The women in the study also were less likely to be treated with beta blockers and ACE inhibitors, and the researchers suggested that this under-treatment was a possible reason for the worse results for ICD use in women.

A study highlighted the increasing prevalence of peripheral artery disease (PAD) among people who are still asymptomatic for heart disease.

Andrew Sumner, MD, told MDD that early PAD may come to be increasingly used as a “mechanical marker” for later cardiovascular disease, PAD determined in the study by use of the ankle-brachial index.

One of the interesting data points was that while overweight women have an increasing rate of PAD, overweight men showed a decrease, while the overall report indicated a link between obesity and increased PAD.

Sumner told MDD he wasn’t able to explain this and that more evidence of this difference might be determined in follow-on studies.

Two other studies pointing to determining key cardiovascular risk factors were female-focused.

Nisha Parikh, MD, a cardiovascular fellow at BethIsrael Deaconess Medical Center (Boston), reported on a study indicating that breast-fed babies are less likely to have “certain” cardiovascular risk factors for cardiovascular disease, such as lower body mass index and more HDL, the “good” cholesterol.
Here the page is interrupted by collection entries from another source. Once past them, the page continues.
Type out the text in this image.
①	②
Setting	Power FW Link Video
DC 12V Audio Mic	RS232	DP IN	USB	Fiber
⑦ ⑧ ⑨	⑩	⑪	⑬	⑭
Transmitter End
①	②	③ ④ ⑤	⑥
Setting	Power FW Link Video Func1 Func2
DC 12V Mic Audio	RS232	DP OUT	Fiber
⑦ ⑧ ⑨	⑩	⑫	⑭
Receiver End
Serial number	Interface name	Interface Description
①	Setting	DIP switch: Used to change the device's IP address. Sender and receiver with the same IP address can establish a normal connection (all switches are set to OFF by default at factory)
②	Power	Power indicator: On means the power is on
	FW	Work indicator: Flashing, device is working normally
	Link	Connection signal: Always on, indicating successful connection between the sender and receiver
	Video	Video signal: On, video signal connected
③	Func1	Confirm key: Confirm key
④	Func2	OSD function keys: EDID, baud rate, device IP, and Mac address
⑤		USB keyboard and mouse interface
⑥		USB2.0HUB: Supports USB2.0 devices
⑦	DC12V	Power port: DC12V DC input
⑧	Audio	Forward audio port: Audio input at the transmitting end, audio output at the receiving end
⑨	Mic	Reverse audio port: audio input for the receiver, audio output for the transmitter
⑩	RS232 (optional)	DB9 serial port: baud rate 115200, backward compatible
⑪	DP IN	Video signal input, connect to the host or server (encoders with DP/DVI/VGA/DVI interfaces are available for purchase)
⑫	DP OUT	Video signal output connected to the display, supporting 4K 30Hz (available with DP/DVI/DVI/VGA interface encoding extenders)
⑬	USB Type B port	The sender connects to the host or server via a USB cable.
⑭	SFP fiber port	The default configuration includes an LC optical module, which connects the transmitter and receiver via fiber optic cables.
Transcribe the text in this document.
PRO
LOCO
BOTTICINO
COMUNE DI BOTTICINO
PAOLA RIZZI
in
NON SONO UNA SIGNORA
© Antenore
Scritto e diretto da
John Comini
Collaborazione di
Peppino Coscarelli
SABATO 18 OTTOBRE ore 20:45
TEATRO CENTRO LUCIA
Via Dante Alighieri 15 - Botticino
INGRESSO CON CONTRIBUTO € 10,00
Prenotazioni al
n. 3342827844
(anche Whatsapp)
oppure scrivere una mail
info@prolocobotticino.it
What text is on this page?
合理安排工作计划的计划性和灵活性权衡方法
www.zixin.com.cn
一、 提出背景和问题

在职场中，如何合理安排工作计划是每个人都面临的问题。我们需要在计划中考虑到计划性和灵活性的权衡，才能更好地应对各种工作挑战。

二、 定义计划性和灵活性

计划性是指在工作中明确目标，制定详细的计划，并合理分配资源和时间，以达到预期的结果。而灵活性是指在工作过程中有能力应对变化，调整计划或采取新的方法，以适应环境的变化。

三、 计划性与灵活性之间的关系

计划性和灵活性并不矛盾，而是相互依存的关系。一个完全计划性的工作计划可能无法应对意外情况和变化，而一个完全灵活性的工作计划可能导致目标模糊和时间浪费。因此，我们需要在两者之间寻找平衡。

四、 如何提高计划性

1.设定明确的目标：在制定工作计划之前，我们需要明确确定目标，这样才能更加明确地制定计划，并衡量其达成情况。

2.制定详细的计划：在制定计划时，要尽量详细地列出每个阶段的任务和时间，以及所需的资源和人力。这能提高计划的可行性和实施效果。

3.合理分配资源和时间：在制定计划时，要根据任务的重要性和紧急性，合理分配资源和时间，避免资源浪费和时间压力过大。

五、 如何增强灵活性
Another report, delivered by Sadia Malik, MPH, of the University of Arkansas Medical School (Little Rock), indicated that a urinary tract infection (UTI) by pregnant women shortly before delivery was related to a greater chance of their babies having under-developed left side of the heart (hypoplastic left heart syndrome).

Malik’s conclusion: Detecting and treating UTI in women at conception “may decrease the risk of having an infant with a left-sided obstructive cardiac defect.”